Dr. Mark Cucuzzella:

And there actually are studies now showing that, which is interesting.

Steven Sashen:

I know. I know. Well, there actually was then, too. There was a study that came out years before Vibram on the Nike Free, which was about as minimalist as a pair of stilts, but regardless, it was more flexible than previous shoes. And the study showed that by wearing that shoe, you built intrinsic and extrinsic foot muscle strength compared to a regular shoe. And I think that’s probably one of-

Dr. Mark Cucuzzella:

Yeah, it was an advertising error. And unfortunately, I mean they didn’t lose. They just settled. They didn’t lose.

Steven Sashen:

Exactly. No, I never said they did.

Dr. Mark Cucuzzella:

They weren’t wrong. They didn’t lose. But the media took that in a way that was completely opposite and it was a minuscule amount. I mean, I forgot what it was.

Steven Sashen:

It was $3.75 million after about a year and a half. And so, it was absurd. And my theory, and I talked about this in a previous episode,

Dr. Mark Cucuzzella:

That’s nothing in a lawsuit for a major company.

Steven Sashen:

Pennies. Yeah, the toning shoe, the claim that if you wear these toning shoes, it’s going to make your butt look better, I think that case settled.

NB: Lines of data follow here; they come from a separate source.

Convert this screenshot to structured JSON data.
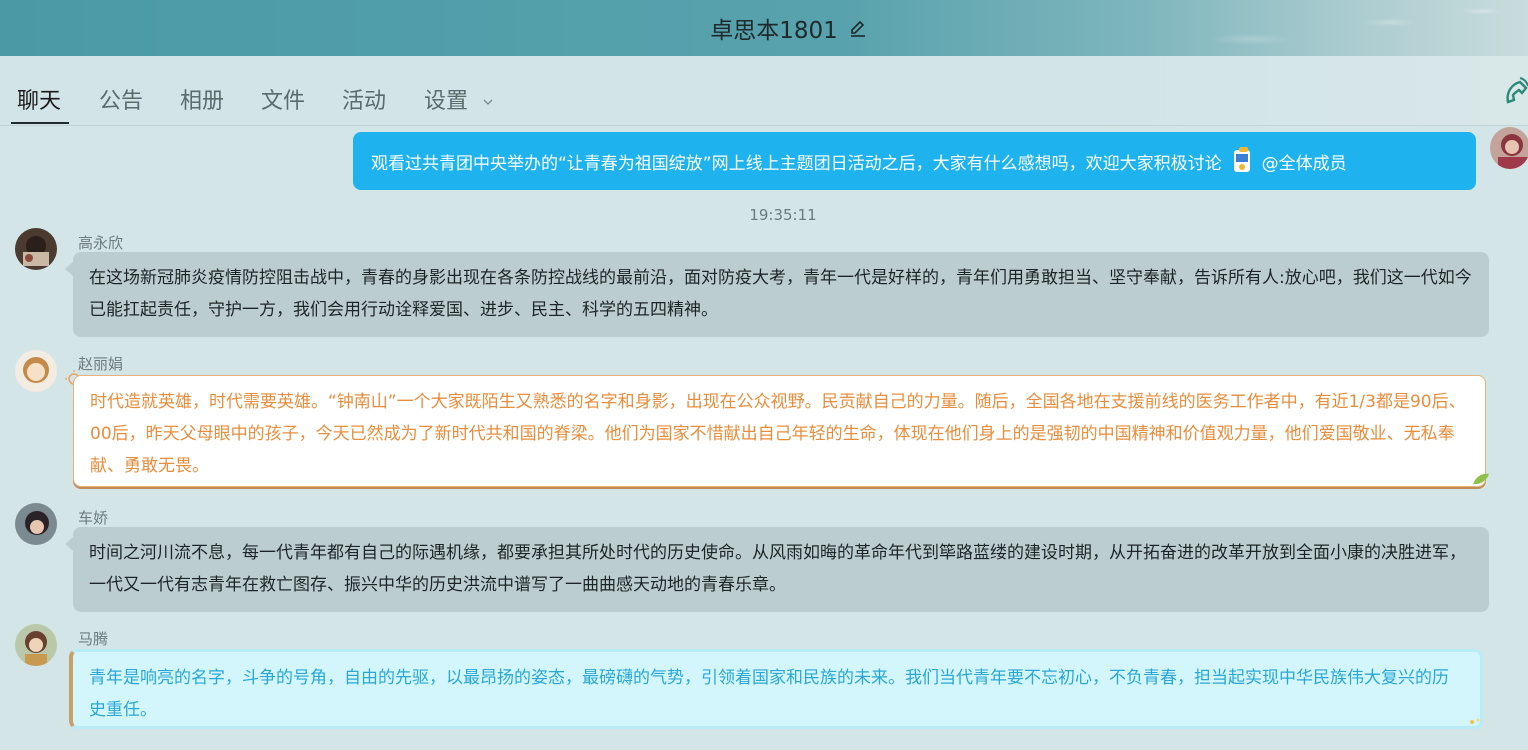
{
  "window": {
    "title": "卓思本1801"
  },
  "tabs": [
    {
      "label": "聊天"
    },
    {
      "label": "公告"
    },
    {
      "label": "相册"
    },
    {
      "label": "文件"
    },
    {
      "label": "活动"
    },
    {
      "label": "设置"
    }
  ],
  "self_message": {
    "text": "观看过共青团中央举办的“让青春为祖国绽放”网上线上主题团日活动之后，大家有什么感想吗，欢迎大家积极讨论",
    "mention": "@全体成员"
  },
  "timestamp": "19:35:11",
  "messages": [
    {
      "sender": "高永欣",
      "text": "在这场新冠肺炎疫情防控阻击战中，青春的身影出现在各条防控战线的最前沿，面对防疫大考，青年一代是好样的，青年们用勇敢担当、坚守奉献，告诉所有人:放心吧，我们这一代如今已能扛起责任，守护一方，我们会用行动诠释爱国、进步、民主、科学的五四精神。"
    },
    {
      "sender": "赵丽娟",
      "text": "时代造就英雄，时代需要英雄。“钟南山”一个大家既陌生又熟悉的名字和身影，出现在公众视野。民贡献自己的力量。随后，全国各地在支援前线的医务工作者中，有近1/3都是90后、00后，昨天父母眼中的孩子，今天已然成为了新时代共和国的脊梁。他们为国家不惜献出自己年轻的生命，体现在他们身上的是强韧的中国精神和价值观力量，他们爱国敬业、无私奉献、勇敢无畏。"
    },
    {
      "sender": "车娇",
      "text": "时间之河川流不息，每一代青年都有自己的际遇机缘，都要承担其所处时代的历史使命。从风雨如晦的革命年代到筚路蓝缕的建设时期，从开拓奋进的改革开放到全面小康的决胜进军，一代又一代有志青年在救亡图存、振兴中华的历史洪流中谱写了一曲曲感天动地的青春乐章。"
    },
    {
      "sender": "马腾",
      "text": "青年是响亮的名字，斗争的号角，自由的先驱，以最昂扬的姿态，最磅礴的气势，引领着国家和民族的未来。我们当代青年要不忘初心，不负青春，担当起实现中华民族伟大复兴的历史重任。"
    }
  ],
  "colors": {
    "self_bubble": "#1eb3ee",
    "gray_bubble": "#bccdd0",
    "orange_text": "#e88d3c",
    "cyan_text": "#2aa7d5"
  }
}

Yeah, it was settled for like $120 million. So, whole different game. But regardless, I’m curious, obviously I now know what your take is on the case itself, but what did you see, again, since you have a retail facing presence, what did you see as a result of that and how have you dealt with that? Because people still bring it up.

Dr. Mark Cucuzzella:

Yeah, and it didn’t really affect our business, Steven, because just as we were chatting, we just basically try to teach people how to run. And I’m out here in West Virginia, so I mean people aren’t following the Google search minimalist blogs. They just come in and want to get in a shoe and they don’t come in … What’s kind of nice about being here is I don’t think I’ve ever had some … Because we’re not like in suburbia running culture where no one’s come in and said, “I’ve always worn Asics or I’ve always worn this.” They just try on shoes. They’re not so brand wedded.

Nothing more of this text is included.